If your hosting provider has a well-connected, reliable network that uses high-quality switches and hardware, the difference in speed in places with a good internet connection will be a matter of tens of milliseconds to load a web page. Not necessarily something to be too concerned about, and, for many people with international websites, not enough reason to go to the extra expense and complication of hosting different sites for each market in different geographic locations.

Indeed, moving to a better hosting company that is further away could actually save you time if their network and hardware is much better.

The increased latency, potential reduction in throughput and slight delays caused by geographical distance will be accentuated for media, data and websites that need high-bandwidths to deliver things like streaming video content. If you absolutely need to deliver lots of page elements, pictures and video then the distance between the user and your servers will become more pronounced and may warrant a relocation, or further investigation. If your website is not reliant on these elements, a better way to improve download speed is to optimize your website’s CSS, consider how and where you host images and videos (within your server architecture) and reduce the images/bytes of data in your pages. Your hosting provider should be able to advise you on some elements of this.

The fool-proof way to make this decision is to speak to a hosting provider about speeds in different locations for different packet sizes. Most hosting providers should be able to provide this information, or at least the means for you to run a test from your current location.

Server location & SEO (Search Engine Optimization)

Server location is one of the many factors Google considers when attempting to ascertain if your website is relevant for a particular country or language market. Google says:

“Server location (through the IP address of the server): the server location is often physically near your users and can be a signal about your site’s intended audience. Some websites use distributed content delivery networks (CDNs) or are hosted in a country with better webserver infrastructure, so it is not a definitive signal.”

Many SEO professionals believe that server location has become relatively unimportant in SEO geo-targeting, and the statement from Google states that they do not count this as a definitive signal. Indeed it is not always practical to host an international website in several locations and it would be wrong for Google to penalize this.

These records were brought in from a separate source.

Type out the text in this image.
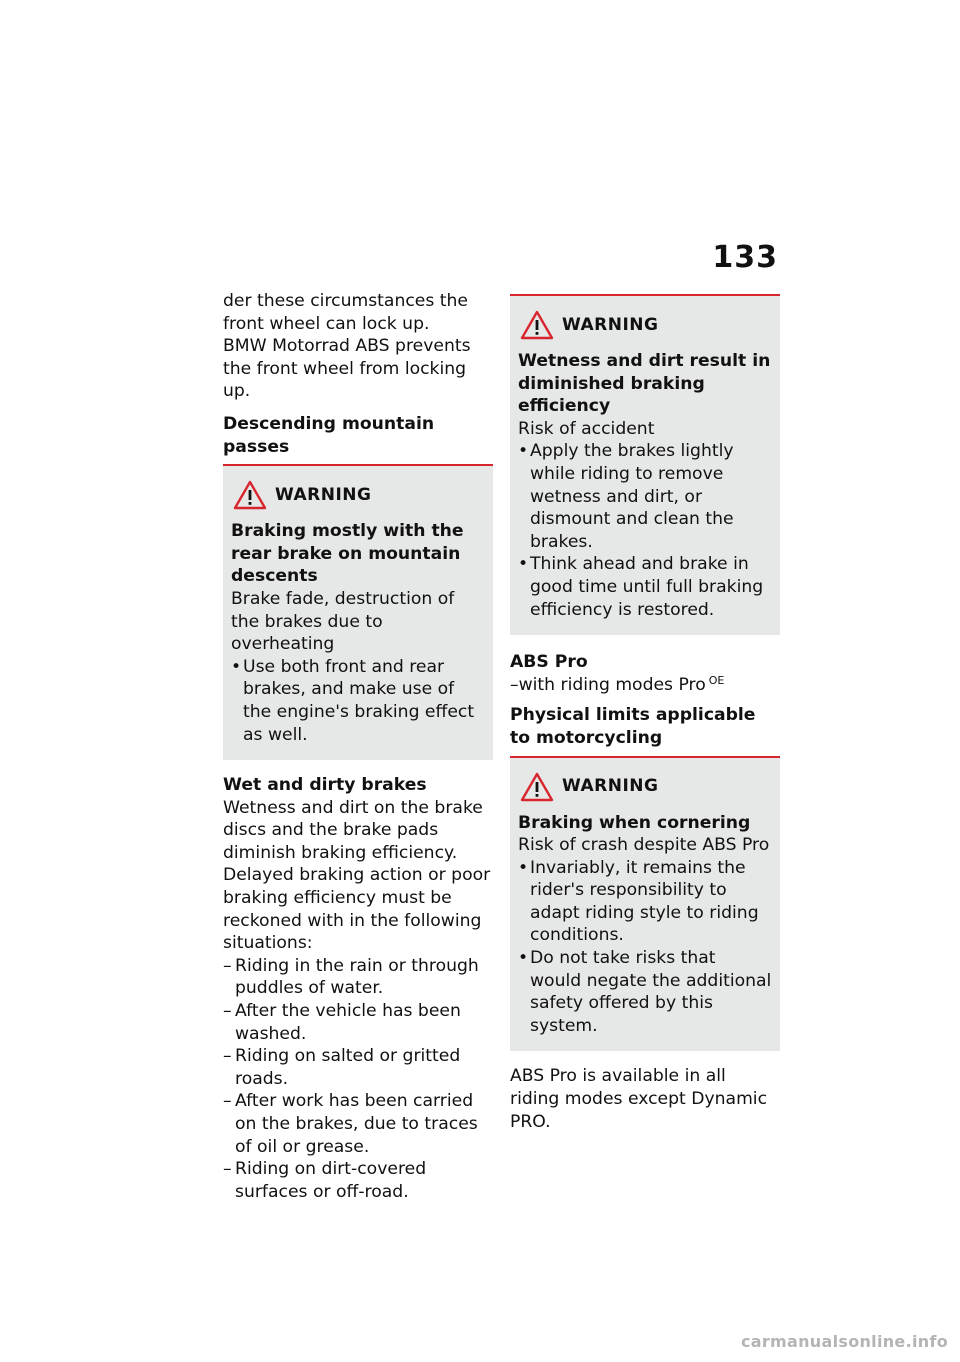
133

der these circumstances the front wheel can lock up.

BMW Motorrad ABS prevents the front wheel from locking up.

Descending mountain passes

WARNING

Braking mostly with the rear brake on mountain descents

Brake fade, destruction of the brakes due to overheating

• Use both front and rear brakes, and make use of the engine's braking effect as well.

Wet and dirty brakes

Wetness and dirt on the brake discs and the brake pads diminish braking efficiency.

Delayed braking action or poor braking efficiency must be reckoned with in the following situations:

– Riding in the rain or through puddles of water.
– After the vehicle has been washed.
– Riding on salted or gritted roads.
– After work has been carried on the brakes, due to traces of oil or grease.
– Riding on dirt-covered surfaces or off-road.
WARNING

Wetness and dirt result in diminished braking efficiency

Risk of accident

• Apply the brakes lightly while riding to remove wetness and dirt, or dismount and clean the brakes.
• Think ahead and brake in good time until full braking efficiency is restored.

ABS Pro

–with riding modes Pro $^{OE}$

Physical limits applicable to motorcycling

WARNING

Braking when cornering

Risk of crash despite ABS Pro

• Invariably, it remains the rider's responsibility to adapt riding style to riding conditions.
• Do not take risks that would negate the additional safety offered by this system.

ABS Pro is available in all riding modes except Dynamic PRO.

carmanualsonline.info
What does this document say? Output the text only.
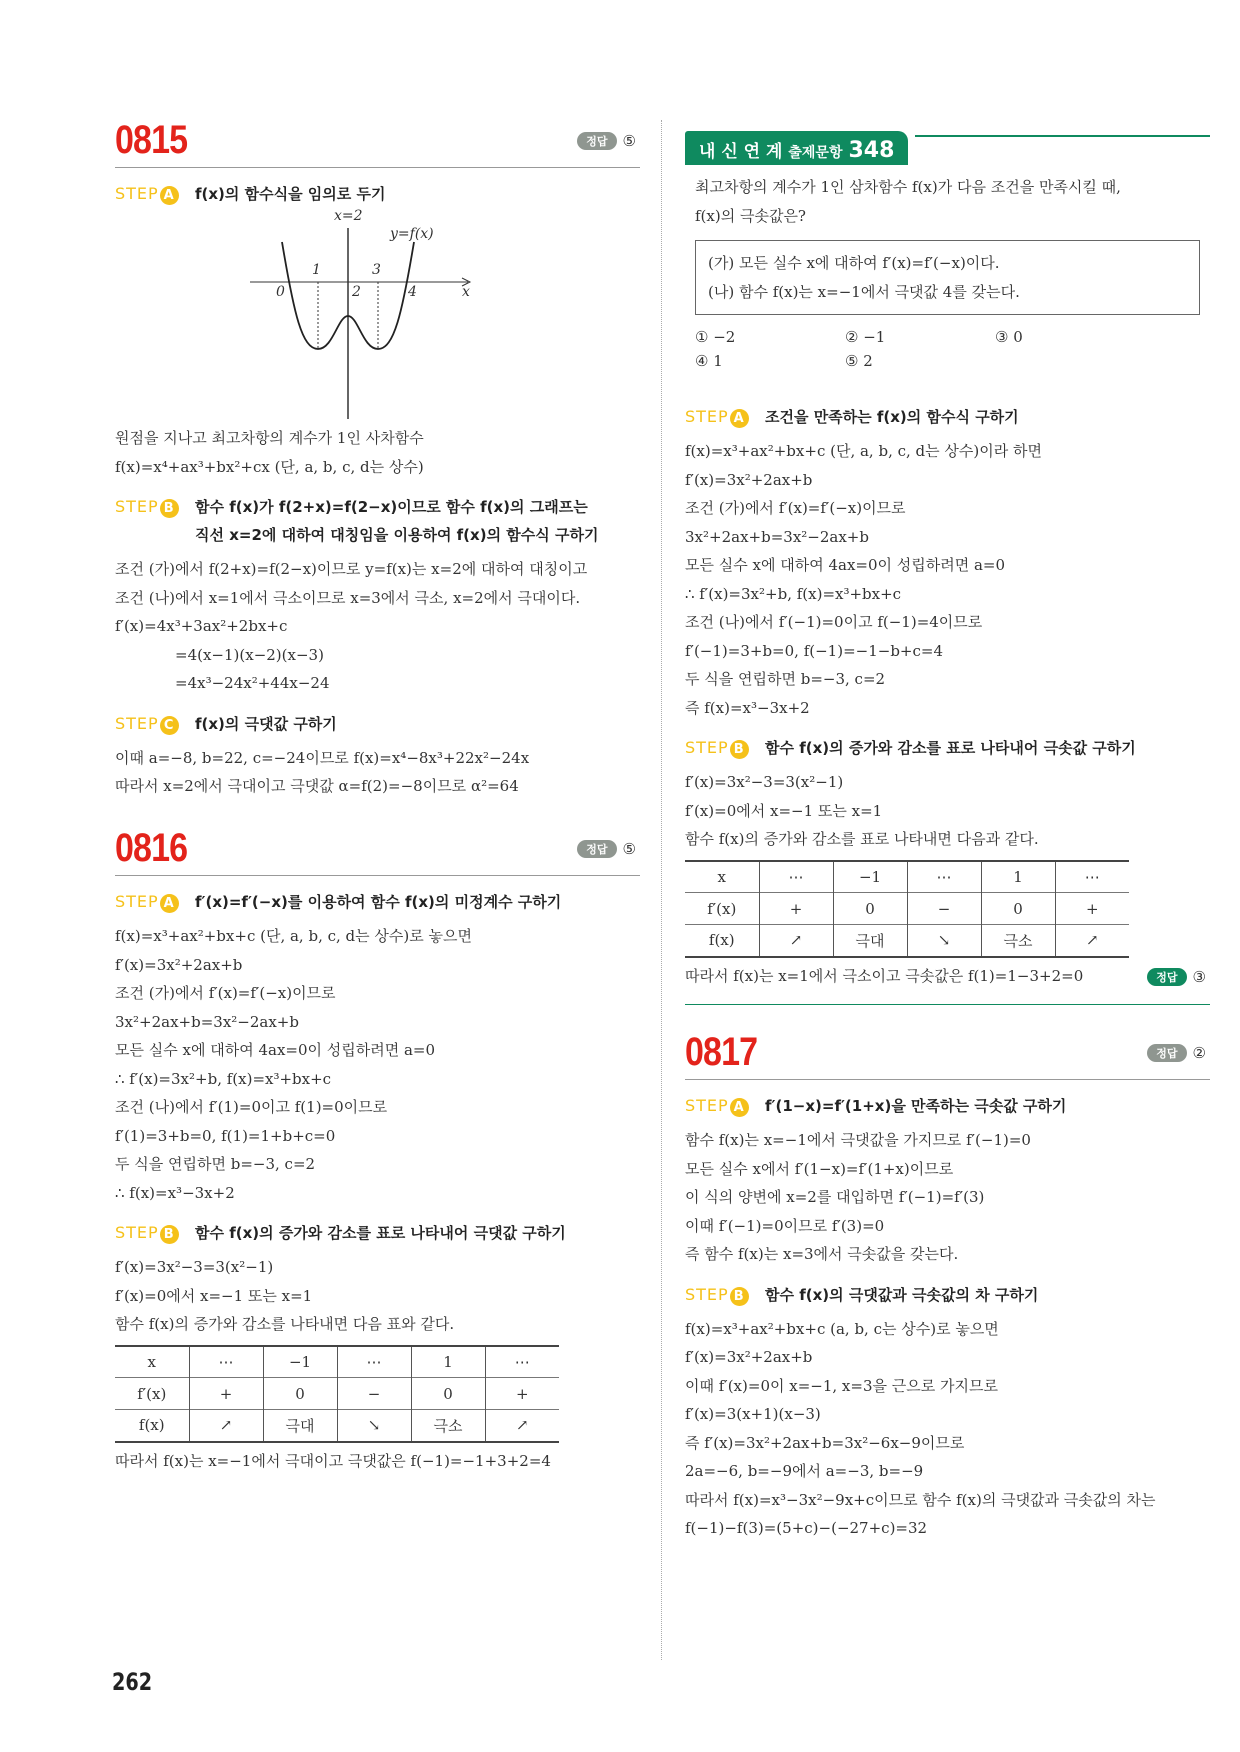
0815	정답	⑤
STEP A	f(x)의 함수식을 임의로 두기
x=2
y=f(x)
1	3
0	2	4	x
원점을 지나고 최고차항의 계수가 1인 사차함수
f(x)=x⁴+ax³+bx²+cx (단, a, b, c, d는 상수)
STEP B	함수 f(x)가 f(2+x)=f(2−x)이므로 함수 f(x)의 그래프는
직선 x=2에 대하여 대칭임을 이용하여 f(x)의 함수식 구하기
조건 (가)에서 f(2+x)=f(2−x)이므로 y=f(x)는 x=2에 대하여 대칭이고
조건 (나)에서 x=1에서 극소이므로 x=3에서 극소, x=2에서 극대이다.
f′(x)=4x³+3ax²+2bx+c
=4(x−1)(x−2)(x−3)
=4x³−24x²+44x−24
STEP C	f(x)의 극댓값 구하기
이때 a=−8, b=22, c=−24이므로 f(x)=x⁴−8x³+22x²−24x
따라서 x=2에서 극대이고 극댓값 α=f(2)=−8이므로 α²=64
0816	정답	⑤
STEP A	f′(x)=f′(−x)를 이용하여 함수 f(x)의 미정계수 구하기
f(x)=x³+ax²+bx+c (단, a, b, c, d는 상수)로 놓으면
f′(x)=3x²+2ax+b
조건 (가)에서 f′(x)=f′(−x)이므로
3x²+2ax+b=3x²−2ax+b
모든 실수 x에 대하여 4ax=0이 성립하려면 a=0
∴ f′(x)=3x²+b, f(x)=x³+bx+c
조건 (나)에서 f′(1)=0이고 f(1)=0이므로
f′(1)=3+b=0, f(1)=1+b+c=0
두 식을 연립하면 b=−3, c=2
∴ f(x)=x³−3x+2
STEP B	함수 f(x)의 증가와 감소를 표로 나타내어 극댓값 구하기
f′(x)=3x²−3=3(x²−1)
f′(x)=0에서 x=−1 또는 x=1
함수 f(x)의 증가와 감소를 나타내면 다음 표와 같다.
x	⋯	−1	⋯	1	⋯
f′(x)	+	0	−	0	+
f(x)	↗	극대	↘	극소	↗
따라서 f(x)는 x=−1에서 극대이고 극댓값은 f(−1)=−1+3+2=4
내 신 연 계 출제문항 348
최고차항의 계수가 1인 삼차함수 f(x)가 다음 조건을 만족시킬 때,
f(x)의 극솟값은?
(가) 모든 실수 x에 대하여 f′(x)=f′(−x)이다.
(나) 함수 f(x)는 x=−1에서 극댓값 4를 갖는다.
① −2	② −1	③ 0
④ 1	⑤ 2
STEP A	조건을 만족하는 f(x)의 함수식 구하기
f(x)=x³+ax²+bx+c (단, a, b, c, d는 상수)이라 하면
f′(x)=3x²+2ax+b
조건 (가)에서 f′(x)=f′(−x)이므로
3x²+2ax+b=3x²−2ax+b
모든 실수 x에 대하여 4ax=0이 성립하려면 a=0
∴ f′(x)=3x²+b, f(x)=x³+bx+c
조건 (나)에서 f′(−1)=0이고 f(−1)=4이므로
f′(−1)=3+b=0, f(−1)=−1−b+c=4
두 식을 연립하면 b=−3, c=2
즉 f(x)=x³−3x+2
STEP B	함수 f(x)의 증가와 감소를 표로 나타내어 극솟값 구하기
f′(x)=3x²−3=3(x²−1)
f′(x)=0에서 x=−1 또는 x=1
함수 f(x)의 증가와 감소를 표로 나타내면 다음과 같다.
x	⋯	−1	⋯	1	⋯
f′(x)	+	0	−	0	+
f(x)	↗	극대	↘	극소	↗
따라서 f(x)는 x=1에서 극소이고 극솟값은 f(1)=1−3+2=0	정답	③
0817	정답	②
STEP A	f′(1−x)=f′(1+x)을 만족하는 극솟값 구하기
함수 f(x)는 x=−1에서 극댓값을 가지므로 f′(−1)=0
모든 실수 x에서 f′(1−x)=f′(1+x)이므로
이 식의 양변에 x=2를 대입하면 f′(−1)=f′(3)
이때 f′(−1)=0이므로 f′(3)=0
즉 함수 f(x)는 x=3에서 극솟값을 갖는다.
STEP B	함수 f(x)의 극댓값과 극솟값의 차 구하기
f(x)=x³+ax²+bx+c (a, b, c는 상수)로 놓으면
f′(x)=3x²+2ax+b
이때 f′(x)=0이 x=−1, x=3을 근으로 가지므로
f′(x)=3(x+1)(x−3)
즉 f′(x)=3x²+2ax+b=3x²−6x−9이므로
2a=−6, b=−9에서 a=−3, b=−9
따라서 f(x)=x³−3x²−9x+c이므로 함수 f(x)의 극댓값과 극솟값의 차는
f(−1)−f(3)=(5+c)−(−27+c)=32
262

shopel believes that the benefits of using a single domain with language or country sub-folders (yourbrand.com/de/ rather than yourbrand.de) more than compensate for having a single server location rather than one in each market. Other simple geo-targeting techniques can improve your targeting further. These include:

ccTLDs (country code top-level domains) – buy your brand’s domain with the country extensions that you are targeting. For example buy yourbrand.de and use a 301 redirect to send traffic and search engines to yourbrand.com/de/

Local link-building – By being present in a country market, and building client, business and influencer relationships, you will naturally earn local links, a very strong indication that your website is relevant to a particular country market

Use the geotargeting tool in Google and Bing Webmaster Tools to tell the search engines for which countries your content is intended (NB this only works if you have seperate domains or subdomains for country-specific content).

If you have physical business locations in different country markets, create local business listings (linking to the relevant ccTLD or a localized page on your website), generate address citations (in business directories for example) and leverage address and telephone numbers on your website by using microformat markup to explicitly tell search engines that this information relates to an address or location.

Use hreflang tags to state the intended language or country market for a page and its alternatives. This may have additional ‘clustering’ benefits, where search engines apply all rank signals (like inbound links) for pages within the cluster.